I try to feed her, literally, about 6-8 little tiny pieces of food every 15 minutes, but sometimes she can't even keep that down.
She doesn't seem to have lost any weight and still lurks around like she always has.
Any suggestions?
morgaine300
Nov 18, 2009, 11:47 PM
Strange. The first thing that occurred to me was eating too fast, but if you're feeding tiny amounts separated like that, that doesn't appear to be it. I have one cat that I have to give a little spoonful to, then wait 15-20 minutes and give another spoonful. Otherwise she scarfs it so fast that she'll puke it right back up. (Maybe she does this on purpose so that she gets to eat more.)

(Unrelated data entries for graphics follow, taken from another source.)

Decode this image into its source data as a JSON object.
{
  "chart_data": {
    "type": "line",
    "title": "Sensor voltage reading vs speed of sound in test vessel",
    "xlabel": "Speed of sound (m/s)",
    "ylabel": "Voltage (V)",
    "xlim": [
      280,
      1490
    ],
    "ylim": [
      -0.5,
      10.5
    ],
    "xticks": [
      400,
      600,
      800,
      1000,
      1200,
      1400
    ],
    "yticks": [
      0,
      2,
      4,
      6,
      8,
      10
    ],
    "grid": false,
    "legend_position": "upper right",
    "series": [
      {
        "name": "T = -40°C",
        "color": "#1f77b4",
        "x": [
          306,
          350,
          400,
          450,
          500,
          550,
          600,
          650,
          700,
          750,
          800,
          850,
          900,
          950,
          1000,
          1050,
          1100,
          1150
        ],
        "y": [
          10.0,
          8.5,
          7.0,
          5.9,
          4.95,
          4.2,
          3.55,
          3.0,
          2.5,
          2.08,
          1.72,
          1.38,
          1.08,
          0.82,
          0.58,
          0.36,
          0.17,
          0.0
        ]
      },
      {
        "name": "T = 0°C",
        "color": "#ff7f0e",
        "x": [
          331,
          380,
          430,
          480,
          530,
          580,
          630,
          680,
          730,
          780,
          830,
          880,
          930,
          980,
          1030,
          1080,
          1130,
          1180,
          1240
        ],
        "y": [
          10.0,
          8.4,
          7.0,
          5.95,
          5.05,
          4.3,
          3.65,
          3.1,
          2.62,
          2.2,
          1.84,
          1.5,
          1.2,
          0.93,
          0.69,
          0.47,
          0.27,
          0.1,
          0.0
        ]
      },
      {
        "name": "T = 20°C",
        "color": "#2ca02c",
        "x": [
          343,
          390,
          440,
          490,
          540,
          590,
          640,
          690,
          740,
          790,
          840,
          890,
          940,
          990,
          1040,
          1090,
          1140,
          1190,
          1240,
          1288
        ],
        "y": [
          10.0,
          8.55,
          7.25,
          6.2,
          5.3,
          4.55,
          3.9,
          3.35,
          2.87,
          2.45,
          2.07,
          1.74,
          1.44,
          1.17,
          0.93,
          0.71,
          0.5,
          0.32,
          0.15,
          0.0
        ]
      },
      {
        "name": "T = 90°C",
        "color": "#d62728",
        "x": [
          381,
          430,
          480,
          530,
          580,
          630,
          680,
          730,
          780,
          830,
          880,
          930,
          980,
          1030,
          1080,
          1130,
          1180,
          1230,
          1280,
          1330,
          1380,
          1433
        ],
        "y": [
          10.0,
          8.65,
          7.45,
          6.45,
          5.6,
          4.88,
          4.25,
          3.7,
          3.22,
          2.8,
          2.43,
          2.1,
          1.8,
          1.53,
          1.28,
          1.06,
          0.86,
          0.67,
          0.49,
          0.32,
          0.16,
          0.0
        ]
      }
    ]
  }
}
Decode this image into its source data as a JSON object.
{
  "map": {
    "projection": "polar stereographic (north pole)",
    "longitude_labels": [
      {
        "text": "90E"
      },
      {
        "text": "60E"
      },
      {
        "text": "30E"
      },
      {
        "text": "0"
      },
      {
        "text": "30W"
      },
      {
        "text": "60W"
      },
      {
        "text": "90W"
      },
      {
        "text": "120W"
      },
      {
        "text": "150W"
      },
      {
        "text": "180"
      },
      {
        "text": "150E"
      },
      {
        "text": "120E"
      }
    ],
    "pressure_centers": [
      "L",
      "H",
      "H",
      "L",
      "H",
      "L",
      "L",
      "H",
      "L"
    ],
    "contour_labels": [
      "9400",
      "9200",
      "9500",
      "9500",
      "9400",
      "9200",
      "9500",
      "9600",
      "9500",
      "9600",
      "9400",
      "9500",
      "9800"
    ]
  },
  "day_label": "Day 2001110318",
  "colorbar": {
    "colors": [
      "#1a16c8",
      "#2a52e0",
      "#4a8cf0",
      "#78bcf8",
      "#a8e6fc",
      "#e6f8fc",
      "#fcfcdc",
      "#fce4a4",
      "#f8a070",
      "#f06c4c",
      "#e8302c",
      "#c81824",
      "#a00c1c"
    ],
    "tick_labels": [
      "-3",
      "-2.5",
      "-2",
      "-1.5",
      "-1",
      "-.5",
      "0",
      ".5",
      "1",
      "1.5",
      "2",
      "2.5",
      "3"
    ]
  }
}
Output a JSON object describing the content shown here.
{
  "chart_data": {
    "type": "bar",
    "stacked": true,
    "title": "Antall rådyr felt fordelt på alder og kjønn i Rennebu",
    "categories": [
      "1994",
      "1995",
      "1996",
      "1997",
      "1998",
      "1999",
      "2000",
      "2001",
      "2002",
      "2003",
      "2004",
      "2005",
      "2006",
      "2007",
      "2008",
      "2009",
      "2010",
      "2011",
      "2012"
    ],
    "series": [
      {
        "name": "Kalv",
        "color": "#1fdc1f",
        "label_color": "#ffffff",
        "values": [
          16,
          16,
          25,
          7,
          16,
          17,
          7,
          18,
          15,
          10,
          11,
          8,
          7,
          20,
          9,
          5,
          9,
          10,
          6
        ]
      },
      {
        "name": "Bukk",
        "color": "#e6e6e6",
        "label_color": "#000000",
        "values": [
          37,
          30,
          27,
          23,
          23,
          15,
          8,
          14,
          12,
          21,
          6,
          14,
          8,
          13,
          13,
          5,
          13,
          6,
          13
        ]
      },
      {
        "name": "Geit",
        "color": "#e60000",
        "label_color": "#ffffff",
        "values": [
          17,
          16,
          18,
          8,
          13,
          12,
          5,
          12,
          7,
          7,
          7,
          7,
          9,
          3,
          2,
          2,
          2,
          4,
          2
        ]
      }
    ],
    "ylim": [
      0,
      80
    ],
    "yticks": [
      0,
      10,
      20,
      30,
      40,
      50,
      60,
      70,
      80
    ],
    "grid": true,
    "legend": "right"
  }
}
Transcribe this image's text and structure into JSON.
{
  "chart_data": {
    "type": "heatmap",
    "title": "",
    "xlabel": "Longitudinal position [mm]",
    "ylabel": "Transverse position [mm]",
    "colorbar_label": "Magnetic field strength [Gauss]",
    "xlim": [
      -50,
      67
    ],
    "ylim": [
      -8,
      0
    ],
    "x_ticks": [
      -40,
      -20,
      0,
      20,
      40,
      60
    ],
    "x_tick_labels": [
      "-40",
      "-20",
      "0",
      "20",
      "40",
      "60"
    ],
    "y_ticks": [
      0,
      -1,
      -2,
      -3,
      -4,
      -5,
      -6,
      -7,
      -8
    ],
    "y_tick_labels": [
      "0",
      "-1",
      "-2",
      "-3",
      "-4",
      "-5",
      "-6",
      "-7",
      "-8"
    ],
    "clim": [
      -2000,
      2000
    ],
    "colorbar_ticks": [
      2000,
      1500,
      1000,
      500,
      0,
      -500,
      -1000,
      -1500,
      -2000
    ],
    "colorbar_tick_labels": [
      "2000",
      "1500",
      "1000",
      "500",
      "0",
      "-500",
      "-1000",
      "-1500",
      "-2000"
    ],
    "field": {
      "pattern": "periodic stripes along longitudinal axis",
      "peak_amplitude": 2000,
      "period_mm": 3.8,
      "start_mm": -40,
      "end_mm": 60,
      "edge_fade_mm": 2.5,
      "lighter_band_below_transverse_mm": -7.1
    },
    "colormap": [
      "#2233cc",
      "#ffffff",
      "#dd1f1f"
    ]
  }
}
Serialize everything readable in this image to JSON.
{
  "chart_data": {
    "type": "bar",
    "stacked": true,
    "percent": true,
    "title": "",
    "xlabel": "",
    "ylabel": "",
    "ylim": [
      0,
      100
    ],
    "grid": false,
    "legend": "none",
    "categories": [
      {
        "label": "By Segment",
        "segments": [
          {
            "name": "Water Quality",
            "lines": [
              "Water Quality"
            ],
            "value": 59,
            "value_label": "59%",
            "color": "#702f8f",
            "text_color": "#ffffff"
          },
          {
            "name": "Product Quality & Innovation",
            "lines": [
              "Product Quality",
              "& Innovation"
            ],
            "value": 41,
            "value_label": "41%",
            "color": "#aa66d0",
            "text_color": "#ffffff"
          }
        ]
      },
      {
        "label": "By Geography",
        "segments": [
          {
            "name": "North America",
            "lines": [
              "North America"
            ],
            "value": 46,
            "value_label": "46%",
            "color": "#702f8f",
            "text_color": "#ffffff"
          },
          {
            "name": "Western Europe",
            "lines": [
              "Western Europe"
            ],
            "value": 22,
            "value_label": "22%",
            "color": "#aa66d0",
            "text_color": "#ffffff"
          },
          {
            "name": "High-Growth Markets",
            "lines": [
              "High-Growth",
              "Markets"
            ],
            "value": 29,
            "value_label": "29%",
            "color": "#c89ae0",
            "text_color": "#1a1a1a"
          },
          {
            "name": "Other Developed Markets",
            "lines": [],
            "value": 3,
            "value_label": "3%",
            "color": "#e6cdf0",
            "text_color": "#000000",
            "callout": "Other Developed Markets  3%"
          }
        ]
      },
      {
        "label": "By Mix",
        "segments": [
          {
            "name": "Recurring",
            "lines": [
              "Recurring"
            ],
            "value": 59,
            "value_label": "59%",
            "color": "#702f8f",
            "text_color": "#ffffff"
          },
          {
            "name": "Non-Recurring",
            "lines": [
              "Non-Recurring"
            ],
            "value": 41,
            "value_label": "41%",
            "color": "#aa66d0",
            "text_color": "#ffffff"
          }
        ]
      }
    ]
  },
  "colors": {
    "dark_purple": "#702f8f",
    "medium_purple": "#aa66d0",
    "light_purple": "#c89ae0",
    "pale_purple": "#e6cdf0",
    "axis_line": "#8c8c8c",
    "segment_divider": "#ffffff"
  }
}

One question is if she's always been this way, or has this started more recently? If it's started more recently I'd be inclined to think something might actually be wrong with her. Did that vet do any blood testing or anything? At age 10, she ought to have a complete blood workup done at least once a year now anyway.
I see the point of the suggestion to go to canned food, but it might go further than that. She could have some sensitivity to something in the food. In which case, I would try to find something as closely related to what a cat should eat as possible. That means most dry foods would be the last thing you'd want to be giving. I mean something that has muscle meat as a first ingredients, avoid grains, maybe avoid beef and seafood and try for just poultry or something, perhaps even avoid fruits & veggies. You might have to try a little harder and eliminate to as many non-supplement ingredients as you can, and experiment and find out what's bothering her. It might not necessarily be what are the common allergens, but just simply something that her stomach is sensitive to, which might be anything.
You might even try one of the 100% meat foods (like B.G.) and give a little of that to her and she what she does. If she keeps that down, you know it isn't the meat itself. (Just don't make a diet of that stuff cause it's not supplemented and is only meant to be some additional high-quality protein added to their diet, not a diet in and of itself.)